If I didn't feel old, I do now!

Posted

I was happily minding my somewhat middle age business, (were I to live to be 120 years old.) All of a sudden, my e-mails have exploded with information on things I never knew I needed.

The HARP Program will lower my mortgage rates to 2.65 peercent, which will result in a 50 percent reduction in my monthly payments. Of course, an unattainable perfect credit score is needed, which automatically eliminates me from this windfall.

Emails from HealthGradesPro alerts me to health changes I must make due to my age. I must get an annual physical because of an increased risk for a variety of diseases including arthritis, diabetes and Alzheimer’s disease, which tend to "soar with age." I need to eliminate lifting heavy weights at the gym and showing off my muscle strength. My heart is more vulnerable than it was before, and I need to eliminate heavy workouts to prevent muscle strains, neck and back injuries and fractures. (Fortunately, this task is easy to do!) Stress needs to be eliminated as it could seriously cause a whole host of health issues. To do so, I can ignore my adult children and their needs, along with any unpaid medical bills, home repairs, or other issues that would inadvertently cause me stress. (My children will resent me, I will get sued for unpaid bills, and my house will fall apart. But I won't have any stress!)

Emails from CVS offer me money and discounted items, Walgreens reminds me that my prescriptions are ready, and Rite Care teases me with the minuscule amount of bonus points I have earned during my infrequent shopping in their stores.

The number of email offers from credit cards is staggering: 5% interest, 2% interest, free. Who do they expect to pay off these cards once I have maxed them out? My children? No, they would still be angry with me for ignoring them and their problems. The magical answer is solved by the equal number of debt relief e-mails. I can get out of debt for a fraction of what I owe. Doesn't that sound great?

Then there are the emails touting breathing green charcoal, taking an amazing pill to lose weight (seen on “Shark Tank,” a favorite show of mine) and the unbelievable benefits of taking Omega-3s and probiotics.
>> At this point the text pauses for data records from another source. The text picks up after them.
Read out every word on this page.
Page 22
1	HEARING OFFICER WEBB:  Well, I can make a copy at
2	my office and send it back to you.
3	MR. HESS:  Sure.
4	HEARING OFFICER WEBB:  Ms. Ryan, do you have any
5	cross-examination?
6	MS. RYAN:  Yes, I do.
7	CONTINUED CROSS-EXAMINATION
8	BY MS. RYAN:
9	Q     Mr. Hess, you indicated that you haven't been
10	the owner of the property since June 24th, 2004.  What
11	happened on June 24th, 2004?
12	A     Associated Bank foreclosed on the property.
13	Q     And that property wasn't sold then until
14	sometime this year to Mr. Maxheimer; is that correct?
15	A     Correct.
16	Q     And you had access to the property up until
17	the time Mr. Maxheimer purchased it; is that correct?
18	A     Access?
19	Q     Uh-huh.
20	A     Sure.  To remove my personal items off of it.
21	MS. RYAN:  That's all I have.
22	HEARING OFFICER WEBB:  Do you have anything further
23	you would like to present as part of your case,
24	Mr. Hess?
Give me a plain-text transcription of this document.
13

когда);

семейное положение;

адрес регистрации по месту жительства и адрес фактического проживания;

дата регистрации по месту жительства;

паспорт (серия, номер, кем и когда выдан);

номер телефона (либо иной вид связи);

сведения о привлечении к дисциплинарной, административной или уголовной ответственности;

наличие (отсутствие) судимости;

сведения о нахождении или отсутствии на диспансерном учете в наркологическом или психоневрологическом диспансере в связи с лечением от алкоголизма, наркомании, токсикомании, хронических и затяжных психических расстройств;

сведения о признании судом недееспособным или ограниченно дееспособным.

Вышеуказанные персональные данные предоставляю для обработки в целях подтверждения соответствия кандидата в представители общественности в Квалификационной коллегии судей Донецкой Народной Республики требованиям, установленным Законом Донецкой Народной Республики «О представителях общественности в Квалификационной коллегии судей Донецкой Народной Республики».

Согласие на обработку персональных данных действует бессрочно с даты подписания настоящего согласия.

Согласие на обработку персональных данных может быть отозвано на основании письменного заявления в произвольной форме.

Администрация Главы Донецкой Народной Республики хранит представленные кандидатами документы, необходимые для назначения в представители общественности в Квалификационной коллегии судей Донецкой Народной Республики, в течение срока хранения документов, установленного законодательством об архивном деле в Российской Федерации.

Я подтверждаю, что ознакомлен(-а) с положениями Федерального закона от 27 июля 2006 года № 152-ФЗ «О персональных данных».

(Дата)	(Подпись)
Where were these suggestions when I was younger and slimmer? At this stage of the game, it seems like a losing cause.

I get emails for wrinkle erasers and toenail fungus fixes, Imogen oxygen and Viagra, men's shaving accoutrements and walk-in bathtubs, life insurance and health insurance policies, adult diapers and hearing aids. I can get $850 off the price of installing a home security system, without any mention of the monthly fee that needs to be paid forever to the company that manages the system.

Then there are the emails about remarkable senior discounts that may be available if the restaurant is participating. Applebee's gives a 10% discount, Burger King has a 10% discount, Chili's is 10% off, Denny's gives 10%, IHOP is 10%, KFC will give you a free small drink with a meal, McDonald's has discounts on coffee and soft drinks, Sonic gives a choice of free beverage, Subway, Taco Bell and Wendy's is 10% off and, unbelievably, it has been advertised that Dunkin' Donuts gives 10% off or a free donut when buying coffee. Whether these discounts hold up in our local restaurants remains to be seen, and I need to do my due diligence by checking them all out. Finally, a great benefit to being older than middle age!